The momentum behind Palestinian liberation has never been this strong, for the first time, both young people and registered Democrats sympathize more with Palestine than Israel. Beyond the numbers, you can feel and see it — on social media, in civic disruptions, at historic, globe-spanning protests. I can tell you from personal experience, as a Jewish American, that this has, historically, been a lonely cause. Not anymore.

The movement has grown considerably. We’ve all seen too much. The coverage has been democratized. While the Israeli Supreme Court recently denied a request from foreign journalists to be allowed into Gaza, the heroic independent journalists reporting from the front lines have shown the world the horrors unleashed upon them in real time. And it has made a serious impact. Just look at the Democratic primary in Michigan, where more than 100,000 people voted “uncommitted,” thanks in large part to an effort from Arab and Muslim organizers to send a message to the Biden administration about its role in Gaza.

Hamas’s attack on October 7, which killed around 1,200 people and took 253 people hostage, did not occur out of thin air. It was not a stark interruption to an otherwise peaceful cohabitation. It is in no way justifying the attack, or downplaying the loss of innocent life, to simply recognize that fact, to put it in context, to acknowledge that oppression will always bring resistance. Peace and freedom generate peace and freedom, and the inverse is also true.

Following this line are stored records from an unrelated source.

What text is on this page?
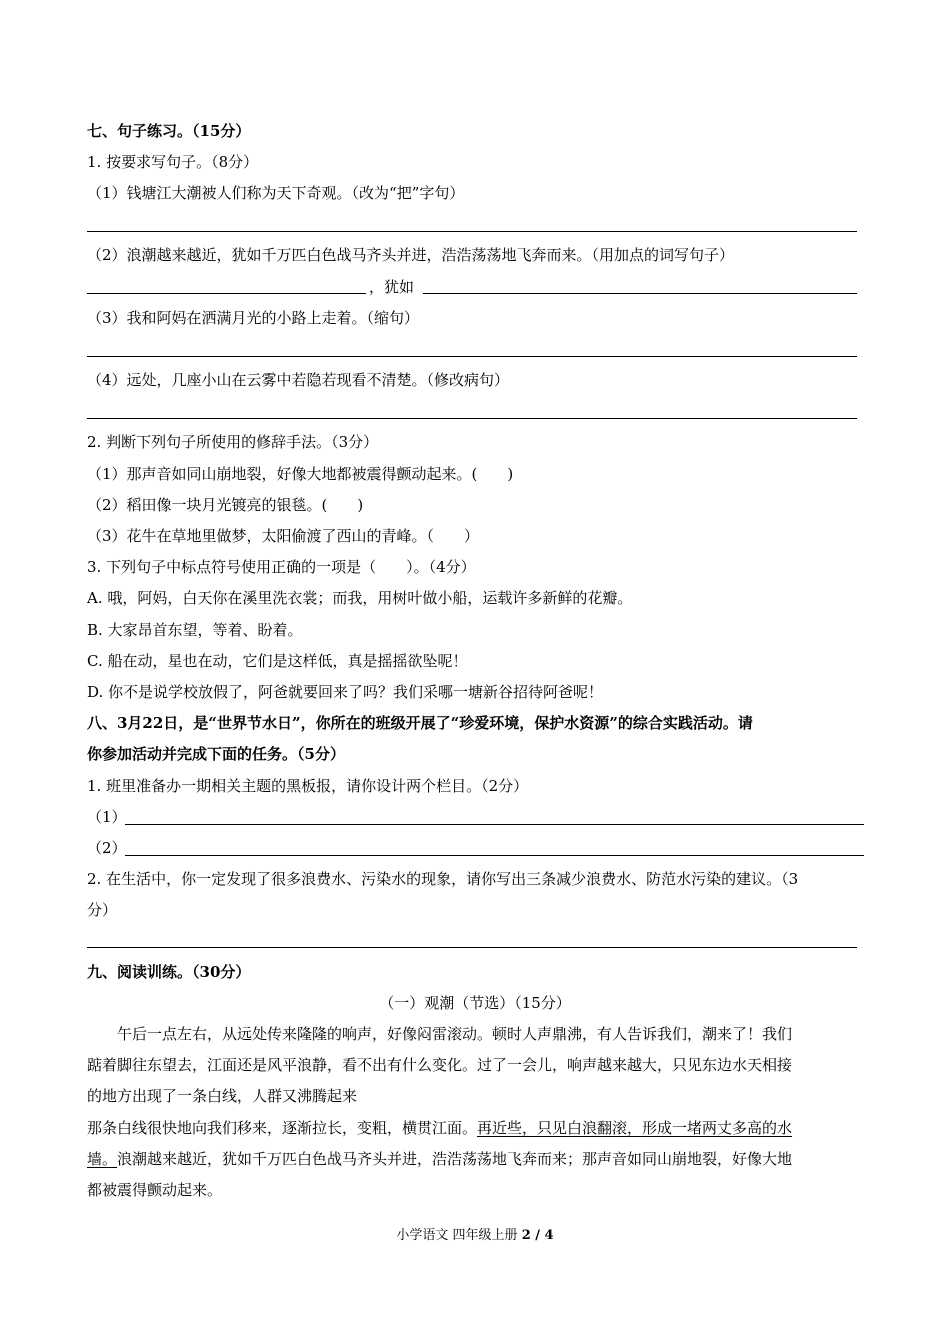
七、句子练习。（15分）
1. 按要求写句子。（8分）
（1）钱塘江大潮被人们称为天下奇观。（改为“把”字句）
（2）浪潮越来越近，犹如千万匹白色战马齐头并进，浩浩荡荡地飞奔而来。（用加点的词写句子）
，犹如
（3）我和阿妈在洒满月光的小路上走着。（缩句）
（4）远处，几座小山在云雾中若隐若现看不清楚。（修改病句）
2. 判断下列句子所使用的修辞手法。（3分）
（1）那声音如同山崩地裂，好像大地都被震得颤动起来。(　　)
（2）稻田像一块月光镀亮的银毯。(　　)
（3）花牛在草地里做梦，太阳偷渡了西山的青峰。（　　）
3. 下列句子中标点符号使用正确的一项是（　　）。（4分）
A. 哦，阿妈，白天你在溪里洗衣裳；而我，用树叶做小船，运载许多新鲜的花瓣。
B. 大家昂首东望，等着、盼着。
C. 船在动，星也在动，它们是这样低，真是摇摇欲坠呢！
D. 你不是说学校放假了，阿爸就要回来了吗？我们采哪一塘新谷招待阿爸呢！
八、3月22日，是“世界节水日”，你所在的班级开展了“珍爱环境，保护水资源”的综合实践活动。请
你参加活动并完成下面的任务。（5分）
1. 班里准备办一期相关主题的黑板报，请你设计两个栏目。（2分）
（1）
（2）
2. 在生活中，你一定发现了很多浪费水、污染水的现象，请你写出三条减少浪费水、防范水污染的建议。（3
分）
九、阅读训练。（30分）
（一）观潮（节选）（15分）
午后一点左右，从远处传来隆隆的响声，好像闷雷滚动。顿时人声鼎沸，有人告诉我们，潮来了！我们
踮着脚往东望去，江面还是风平浪静，看不出有什么变化。过了一会儿，响声越来越大，只见东边水天相接
的地方出现了一条白线，人群又沸腾起来
那条白线很快地向我们移来，逐渐拉长，变粗，横贯江面。再近些，只见白浪翻滚，形成一堵两丈多高的水
墙。浪潮越来越近，犹如千万匹白色战马齐头并进，浩浩荡荡地飞奔而来；那声音如同山崩地裂，好像大地
都被震得颤动起来。
小学语文 四年级上册 2 / 4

The heroic anti-apartheid freedom fighters of South Africa knew this well. In 2002, Archbishop Desmond Tutu, a key figure in toppling apartheid, wrote,

Israel will never get true security and safety through oppressing another people. A true peace can ultimately be built only on justice.… If our madness could end as it did, it must be possible to do the same everywhere else in the world. If peace could come to South Africa, surely it can come to the Holy Land?

Surely it can. Peace is possible. But the pressure to end this cycle of oppression and violence must withstand. Many have compared Israel’s current segregationist system to apartheid South Africa, with Human Rights Watch, Amnesty International and Israel-based B’Tselem all stating that Israel practices apartheid. Palestinians in the West Bank and Gaza do not have freedom of speech, freedom of assembly, freedom of expression or freedom of movement. Their lives, to a large degree, are controlled by the Israeli military, an occupying force that rules over them without representing them in any way.

Now Israel wants to exert even greater control over the besieged enclave, pushing these oppressive tactics into overdrive. Prime Minister Netanyahu’s postwar plan would exert full control over a demilitarized Gaza, playing a central role in both security and civilian affairs, as well as ending UNRWA, a lifeline for Palestinians, for good. Netanyahu and his extreme, right-wing cabinet have no interest in a one- or two-state solution, in peace or equality — they seek to dominate and subjugate.

Due to the ruling parties in Israel and the United States, it may seem like the prospect of ending the occupation and achieving peace and freedom for Palestinians is further away than it’s ever been. But this may not be the case. Movements outlast politicians. The numbers are there. The will is there. It just hasn’t reached the levers of power as of yet. There was a time when ending apartheid in South Africa seemed impossible. There’s always the same weak fear brought up as justification for sustaining oppressive systems. It was used in South Africa. It was used during chattel slavery and Jim Crow in the United States. It is predicated on the idea that once those who were oppressed are freed, they will rise up and kill their former oppressors.

Of course, history has shown us time and time again that this is not the case. When freedom is granted, freedom is accepted and celebrated. A ceasefire in Gaza, while urgent, will not equate to peace nor freedom. True peace means ending the occupation as well as the illegal seizure of land in the West Bank and the government-sponsored settler attacks that accompany it. It means ensuring equal rights and freedoms to everyone who lives in the region. This time we have to go beyond a ceasefire.